Hay una gran división entre los propios catalanes y ha dejado una serie de heridas con el conjunto de España que, lamentablemente, tardarán en curarse.
—¿Cómo se puede plantear un debate sobre el feminismo sin caer en maniqueísmos?
—Hay diferentes tipos de feminismos. Los hombres, en su mayoría, estamos de acuerdo en que la situación de las mujeres ha sido de sometimiento y sojuzgamiento y que ya no puede ser así.

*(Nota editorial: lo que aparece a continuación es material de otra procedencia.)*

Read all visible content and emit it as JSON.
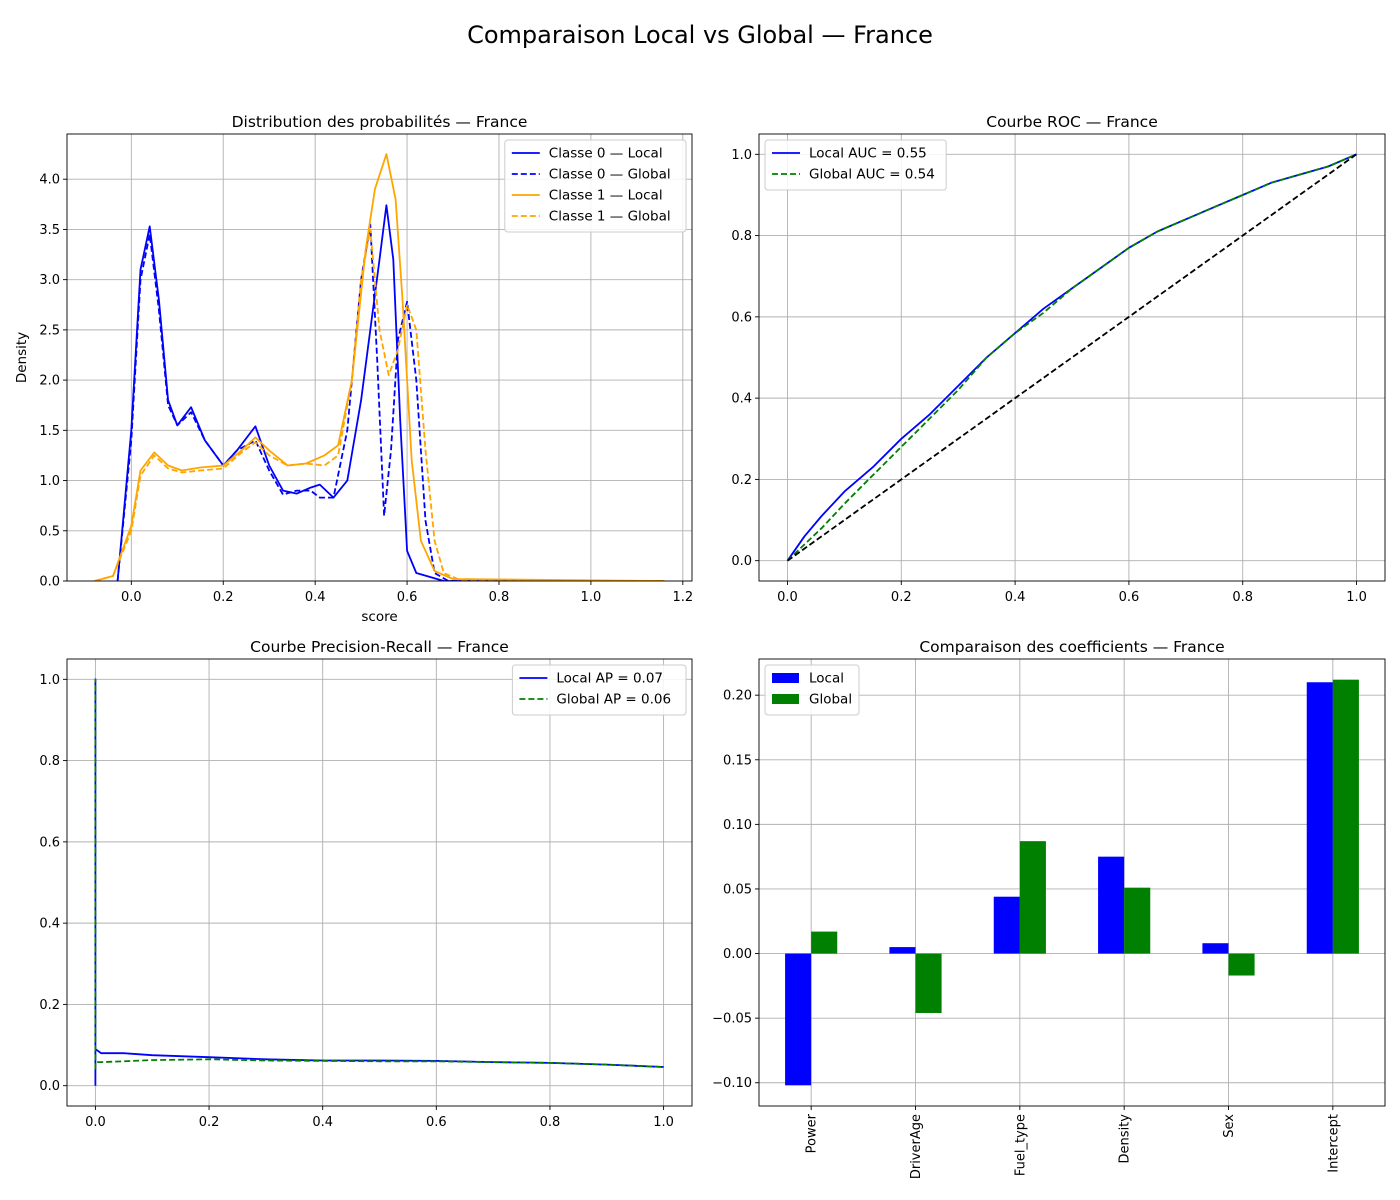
{
  "suptitle": "Comparaison Local vs Global — France",
  "colors": {
    "local": "#0000ff",
    "global_roc": "#008000",
    "class1": "#ffa500",
    "grid": "#b0b0b0",
    "diagonal": "#000000"
  },
  "chart_data": [
    {
      "id": "kde",
      "type": "line",
      "title": "Distribution des probabilités — France",
      "xlabel": "score",
      "ylabel": "Density",
      "xlim": [
        -0.14,
        1.22
      ],
      "ylim": [
        0,
        4.45
      ],
      "xticks": [
        0.0,
        0.2,
        0.4,
        0.6,
        0.8,
        1.0,
        1.2
      ],
      "xtick_labels": [
        "0.0",
        "0.2",
        "0.4",
        "0.6",
        "0.8",
        "1.0",
        "1.2"
      ],
      "yticks": [
        0.0,
        0.5,
        1.0,
        1.5,
        2.0,
        2.5,
        3.0,
        3.5,
        4.0
      ],
      "ytick_labels": [
        "0.0",
        "0.5",
        "1.0",
        "1.5",
        "2.0",
        "2.5",
        "3.0",
        "3.5",
        "4.0"
      ],
      "grid": true,
      "legend_position": "top-right",
      "series": [
        {
          "name": "Classe 0 — Local",
          "color": "#0000ff",
          "style": "solid",
          "x": [
            -0.03,
            0.0,
            0.02,
            0.04,
            0.06,
            0.08,
            0.1,
            0.13,
            0.16,
            0.2,
            0.23,
            0.27,
            0.3,
            0.33,
            0.36,
            0.39,
            0.41,
            0.44,
            0.47,
            0.5,
            0.52,
            0.54,
            0.555,
            0.57,
            0.585,
            0.6,
            0.62,
            0.65,
            0.68,
            1.16
          ],
          "y": [
            0.0,
            1.5,
            3.1,
            3.53,
            2.8,
            1.8,
            1.55,
            1.73,
            1.4,
            1.15,
            1.3,
            1.54,
            1.15,
            0.9,
            0.87,
            0.93,
            0.96,
            0.83,
            1.0,
            1.8,
            2.5,
            3.2,
            3.74,
            3.2,
            1.6,
            0.3,
            0.08,
            0.04,
            0.0,
            0.0
          ]
        },
        {
          "name": "Classe 0 — Global",
          "color": "#0000ff",
          "style": "dashed",
          "x": [
            -0.03,
            0.0,
            0.02,
            0.04,
            0.06,
            0.08,
            0.1,
            0.13,
            0.16,
            0.2,
            0.23,
            0.27,
            0.3,
            0.33,
            0.36,
            0.39,
            0.41,
            0.44,
            0.47,
            0.5,
            0.52,
            0.535,
            0.55,
            0.565,
            0.58,
            0.6,
            0.62,
            0.64,
            0.66,
            0.69,
            1.16
          ],
          "y": [
            0.0,
            1.4,
            3.0,
            3.45,
            2.7,
            1.75,
            1.55,
            1.68,
            1.4,
            1.15,
            1.3,
            1.4,
            1.1,
            0.86,
            0.9,
            0.9,
            0.83,
            0.83,
            1.5,
            3.0,
            3.55,
            2.2,
            0.65,
            1.3,
            2.4,
            2.78,
            2.0,
            0.6,
            0.08,
            0.0,
            0.0
          ]
        },
        {
          "name": "Classe 1 — Local",
          "color": "#ffa500",
          "style": "solid",
          "x": [
            -0.08,
            -0.04,
            0.0,
            0.02,
            0.05,
            0.08,
            0.11,
            0.15,
            0.2,
            0.24,
            0.27,
            0.3,
            0.34,
            0.38,
            0.42,
            0.45,
            0.48,
            0.51,
            0.53,
            0.555,
            0.575,
            0.59,
            0.61,
            0.63,
            0.66,
            0.7,
            1.16
          ],
          "y": [
            0.0,
            0.05,
            0.55,
            1.1,
            1.28,
            1.15,
            1.1,
            1.13,
            1.15,
            1.3,
            1.43,
            1.3,
            1.15,
            1.17,
            1.25,
            1.35,
            2.0,
            3.3,
            3.9,
            4.25,
            3.8,
            2.8,
            1.2,
            0.4,
            0.1,
            0.02,
            0.0
          ]
        },
        {
          "name": "Classe 1 — Global",
          "color": "#ffa500",
          "style": "dashed",
          "x": [
            -0.08,
            -0.04,
            0.0,
            0.02,
            0.05,
            0.08,
            0.11,
            0.15,
            0.2,
            0.24,
            0.27,
            0.3,
            0.34,
            0.38,
            0.42,
            0.45,
            0.48,
            0.5,
            0.52,
            0.54,
            0.56,
            0.58,
            0.6,
            0.62,
            0.64,
            0.66,
            0.68,
            0.72,
            1.16
          ],
          "y": [
            0.0,
            0.05,
            0.5,
            1.05,
            1.25,
            1.12,
            1.08,
            1.1,
            1.12,
            1.28,
            1.38,
            1.25,
            1.15,
            1.17,
            1.15,
            1.25,
            2.0,
            3.0,
            3.5,
            2.5,
            2.05,
            2.3,
            2.75,
            2.5,
            1.3,
            0.4,
            0.08,
            0.0,
            0.0
          ]
        }
      ]
    },
    {
      "id": "roc",
      "type": "line",
      "title": "Courbe ROC — France",
      "xlabel": "",
      "ylabel": "",
      "xlim": [
        -0.05,
        1.05
      ],
      "ylim": [
        -0.05,
        1.05
      ],
      "xticks": [
        0.0,
        0.2,
        0.4,
        0.6,
        0.8,
        1.0
      ],
      "xtick_labels": [
        "0.0",
        "0.2",
        "0.4",
        "0.6",
        "0.8",
        "1.0"
      ],
      "yticks": [
        0.0,
        0.2,
        0.4,
        0.6,
        0.8,
        1.0
      ],
      "ytick_labels": [
        "0.0",
        "0.2",
        "0.4",
        "0.6",
        "0.8",
        "1.0"
      ],
      "grid": true,
      "legend_position": "top-left",
      "series": [
        {
          "name": "Local AUC = 0.55",
          "color": "#0000ff",
          "style": "solid",
          "x": [
            0.0,
            0.03,
            0.06,
            0.1,
            0.15,
            0.2,
            0.25,
            0.3,
            0.35,
            0.4,
            0.45,
            0.5,
            0.55,
            0.6,
            0.65,
            0.7,
            0.75,
            0.8,
            0.85,
            0.9,
            0.95,
            1.0
          ],
          "y": [
            0.0,
            0.06,
            0.11,
            0.17,
            0.23,
            0.3,
            0.36,
            0.43,
            0.5,
            0.56,
            0.62,
            0.67,
            0.72,
            0.77,
            0.81,
            0.84,
            0.87,
            0.9,
            0.93,
            0.95,
            0.97,
            1.0
          ]
        },
        {
          "name": "Global AUC = 0.54",
          "color": "#008000",
          "style": "dashed",
          "x": [
            0.0,
            0.03,
            0.06,
            0.1,
            0.15,
            0.2,
            0.25,
            0.3,
            0.35,
            0.4,
            0.45,
            0.5,
            0.55,
            0.6,
            0.65,
            0.7,
            0.75,
            0.8,
            0.85,
            0.9,
            0.95,
            1.0
          ],
          "y": [
            0.0,
            0.04,
            0.08,
            0.14,
            0.21,
            0.28,
            0.35,
            0.42,
            0.5,
            0.56,
            0.61,
            0.67,
            0.72,
            0.77,
            0.81,
            0.84,
            0.87,
            0.9,
            0.93,
            0.95,
            0.97,
            1.0
          ]
        },
        {
          "name": "",
          "color": "#000000",
          "style": "dashed",
          "x": [
            0.0,
            1.0
          ],
          "y": [
            0.0,
            1.0
          ]
        }
      ]
    },
    {
      "id": "pr",
      "type": "line",
      "title": "Courbe Precision-Recall — France",
      "xlabel": "",
      "ylabel": "",
      "xlim": [
        -0.05,
        1.05
      ],
      "ylim": [
        -0.05,
        1.05
      ],
      "xticks": [
        0.0,
        0.2,
        0.4,
        0.6,
        0.8,
        1.0
      ],
      "xtick_labels": [
        "0.0",
        "0.2",
        "0.4",
        "0.6",
        "0.8",
        "1.0"
      ],
      "yticks": [
        0.0,
        0.2,
        0.4,
        0.6,
        0.8,
        1.0
      ],
      "ytick_labels": [
        "0.0",
        "0.2",
        "0.4",
        "0.6",
        "0.8",
        "1.0"
      ],
      "grid": true,
      "legend_position": "top-right",
      "series": [
        {
          "name": "Local AP = 0.07",
          "color": "#0000ff",
          "style": "solid",
          "x": [
            0.0,
            0.0,
            0.0,
            0.005,
            0.01,
            0.05,
            0.1,
            0.2,
            0.3,
            0.4,
            0.5,
            0.6,
            0.7,
            0.8,
            0.9,
            1.0
          ],
          "y": [
            0.0,
            1.0,
            0.09,
            0.085,
            0.08,
            0.08,
            0.075,
            0.07,
            0.065,
            0.062,
            0.062,
            0.061,
            0.058,
            0.056,
            0.052,
            0.046
          ]
        },
        {
          "name": "Global AP = 0.06",
          "color": "#008000",
          "style": "dashed",
          "x": [
            0.0,
            0.0,
            0.0,
            0.005,
            0.01,
            0.05,
            0.1,
            0.2,
            0.3,
            0.4,
            0.5,
            0.6,
            0.7,
            0.8,
            0.9,
            1.0
          ],
          "y": [
            0.04,
            1.0,
            0.06,
            0.058,
            0.058,
            0.06,
            0.063,
            0.065,
            0.062,
            0.061,
            0.06,
            0.06,
            0.058,
            0.056,
            0.052,
            0.046
          ]
        }
      ]
    },
    {
      "id": "coef",
      "type": "bar",
      "title": "Comparaison des coefficients — France",
      "xlabel": "",
      "ylabel": "",
      "categories": [
        "Power",
        "DriverAge",
        "Fuel_type",
        "Density",
        "Sex",
        "Intercept"
      ],
      "ylim": [
        -0.118,
        0.228
      ],
      "yticks": [
        -0.1,
        -0.05,
        0.0,
        0.05,
        0.1,
        0.15,
        0.2
      ],
      "ytick_labels": [
        "−0.10",
        "−0.05",
        "0.00",
        "0.05",
        "0.10",
        "0.15",
        "0.20"
      ],
      "grid": true,
      "legend_position": "top-left",
      "series": [
        {
          "name": "Local",
          "color": "#0000ff",
          "values": [
            -0.102,
            0.005,
            0.044,
            0.075,
            0.008,
            0.21
          ]
        },
        {
          "name": "Global",
          "color": "#008000",
          "values": [
            0.017,
            -0.046,
            0.087,
            0.051,
            -0.017,
            0.212
          ]
        }
      ]
    }
  ]
}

Ahora bien, una de las aspiraciones del feminismo clásico y del que la población occidental ha suscrito hace tiempo es que no se viera a las mujeres con paternalismo y que se apreciara lo que hacían por su valor, su mérito y calidad, sin atender si algo estaba hecho por un hombre o una mujer. Ahora hay un tipo de feminismo que, de manera obsesiva, habla del número de mujeres que hacen esto o lo otro, de cuántas están representadas en un festival de cine, de cuántas mujeres han ganado el premio nacional, etc. Si hablan de esto todos los días, yo ya no puedo leer sus textos como si fueran de cualquiera; desde el primer momento estoy viendo que es un texto de mujer. Están yendo contra aquella vieja aspiración del feminismo.
—Quería cerrar la entrevista preguntándole por el proceso de independencia de Cataluña: ¿cómo lo vivió y cómo mira de ahora en adelante a la nación española?

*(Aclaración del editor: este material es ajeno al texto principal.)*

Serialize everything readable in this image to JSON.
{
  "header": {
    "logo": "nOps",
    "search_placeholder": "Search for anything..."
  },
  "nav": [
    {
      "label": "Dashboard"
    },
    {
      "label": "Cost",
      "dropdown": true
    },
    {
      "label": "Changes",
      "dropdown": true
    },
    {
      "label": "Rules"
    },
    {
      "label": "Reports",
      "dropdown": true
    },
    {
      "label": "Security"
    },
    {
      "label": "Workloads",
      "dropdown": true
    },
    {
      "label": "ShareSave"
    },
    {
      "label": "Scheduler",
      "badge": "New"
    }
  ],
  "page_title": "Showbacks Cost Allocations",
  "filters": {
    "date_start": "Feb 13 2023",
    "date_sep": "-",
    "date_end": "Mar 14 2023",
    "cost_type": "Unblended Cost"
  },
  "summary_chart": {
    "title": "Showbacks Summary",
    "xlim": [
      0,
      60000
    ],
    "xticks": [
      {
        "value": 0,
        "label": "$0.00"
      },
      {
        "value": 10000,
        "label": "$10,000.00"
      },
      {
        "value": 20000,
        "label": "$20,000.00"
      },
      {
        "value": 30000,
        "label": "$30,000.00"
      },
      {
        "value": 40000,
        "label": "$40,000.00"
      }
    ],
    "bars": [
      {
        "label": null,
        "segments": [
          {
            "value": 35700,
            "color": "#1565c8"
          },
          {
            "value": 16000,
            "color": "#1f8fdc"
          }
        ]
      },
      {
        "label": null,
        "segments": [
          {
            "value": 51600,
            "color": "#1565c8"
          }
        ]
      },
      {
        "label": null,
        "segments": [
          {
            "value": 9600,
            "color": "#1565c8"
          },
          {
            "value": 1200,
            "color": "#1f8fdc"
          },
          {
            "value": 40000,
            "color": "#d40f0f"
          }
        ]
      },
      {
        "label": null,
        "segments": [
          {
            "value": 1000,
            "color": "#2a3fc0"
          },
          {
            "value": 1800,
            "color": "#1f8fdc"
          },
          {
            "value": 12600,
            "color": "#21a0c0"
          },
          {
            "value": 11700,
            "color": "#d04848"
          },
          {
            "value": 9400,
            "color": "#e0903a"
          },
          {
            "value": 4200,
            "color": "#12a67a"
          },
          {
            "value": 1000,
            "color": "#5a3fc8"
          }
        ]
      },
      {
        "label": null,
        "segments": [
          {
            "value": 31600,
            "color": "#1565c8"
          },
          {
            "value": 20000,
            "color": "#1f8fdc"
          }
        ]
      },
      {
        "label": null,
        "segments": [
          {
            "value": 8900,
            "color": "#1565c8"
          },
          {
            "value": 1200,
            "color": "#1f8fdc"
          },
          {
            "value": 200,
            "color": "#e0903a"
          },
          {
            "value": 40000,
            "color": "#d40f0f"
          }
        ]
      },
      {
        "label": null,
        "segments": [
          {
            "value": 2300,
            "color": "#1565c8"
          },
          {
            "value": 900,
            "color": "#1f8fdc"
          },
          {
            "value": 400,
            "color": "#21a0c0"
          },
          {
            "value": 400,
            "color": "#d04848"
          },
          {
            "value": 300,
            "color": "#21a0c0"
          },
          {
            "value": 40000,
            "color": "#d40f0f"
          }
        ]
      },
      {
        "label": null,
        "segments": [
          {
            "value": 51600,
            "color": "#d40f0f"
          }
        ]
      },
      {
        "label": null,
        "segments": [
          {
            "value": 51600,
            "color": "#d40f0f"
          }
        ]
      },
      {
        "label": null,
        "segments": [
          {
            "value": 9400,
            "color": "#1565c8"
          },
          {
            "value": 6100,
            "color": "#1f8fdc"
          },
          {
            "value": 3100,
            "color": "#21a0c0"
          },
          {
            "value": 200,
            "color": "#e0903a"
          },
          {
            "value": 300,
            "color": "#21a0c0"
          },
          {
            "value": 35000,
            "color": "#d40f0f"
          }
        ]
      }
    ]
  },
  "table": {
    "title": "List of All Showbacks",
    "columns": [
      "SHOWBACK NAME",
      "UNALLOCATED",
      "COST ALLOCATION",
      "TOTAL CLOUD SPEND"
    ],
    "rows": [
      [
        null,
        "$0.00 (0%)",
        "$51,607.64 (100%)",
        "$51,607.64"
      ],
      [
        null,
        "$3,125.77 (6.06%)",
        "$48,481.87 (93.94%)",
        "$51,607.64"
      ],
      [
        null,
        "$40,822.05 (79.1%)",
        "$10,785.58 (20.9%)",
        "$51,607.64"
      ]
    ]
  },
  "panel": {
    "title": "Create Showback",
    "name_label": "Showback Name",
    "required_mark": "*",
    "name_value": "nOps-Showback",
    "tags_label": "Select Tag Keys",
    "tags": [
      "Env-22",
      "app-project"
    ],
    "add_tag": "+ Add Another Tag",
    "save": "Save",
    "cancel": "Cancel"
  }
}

—Desde mi punto de vista es un proceso bastante disparatado, muy injustificado y muy dirigido desde arriba. Por mucho que se diga que hay 2 millones de catalanes deseosos de ser independientes, hace 5 años, como mucho, no alcanzaba a más del 10% de la población. En cierto sentido, ha sido una cosa alentada desde arriba por los políticos catalanes. Sea como sea, los cinco años que llevamos con esto, agudizados en el último, han producido una grandísima fractura y un grandísimo daño, sobre todo en Cataluña. Hay una gran división entre los propios catalanes y ha dejado una serie de heridas con el conjunto de España que, lamentablemente, tardarán en curarse. Si es que se curan. Los independentistas catalanes a andaluces, extremeños, madrileños, nos han llamado franquistas, fascistas, atrasados, analfabetos. Creo que los españoles han demostrado bastante cordura y paciencia y que eso, quizá, haga que las heridas no sean demasiado profundas. Ahora, esos insultos, ese desprecio —hay que tener en cuenta que este es un proceso de ricos, o de gente que cree que es más rica y superior al resto— va a dejar un malestar durante muchos años. Por qué nos desprecian tanto, por qué nos consideran inferiores, qué motivos tienen en realidad. Cataluña es una de las comunidades más ricas, sí, pero más rica es Madrid. Y nos han llamado ladrones. Es verdad que Cataluña, por ser una comunidad rica, aporta al Estado mucho dinero. Y hay un principio de solidaridad sobre el cual está basada toda la Unión Europea en que los socios más ricos aportan a las regiones más pobres, más desfavorecidas. Pero una de las cosas que los independentistas catalanes siempre han procurado callar es que Madrid aporta mucho más que Cataluña y recibe mucho menos. Esa supuesta injusticia se aplicaría a Madrid en mayor grado todavía que a Cataluña. Y en Madrid nadie protesta. En ese proceso de independentismo hay un elemento de señoritismo que lo hace bastante desagradable desde el punto de vista moral.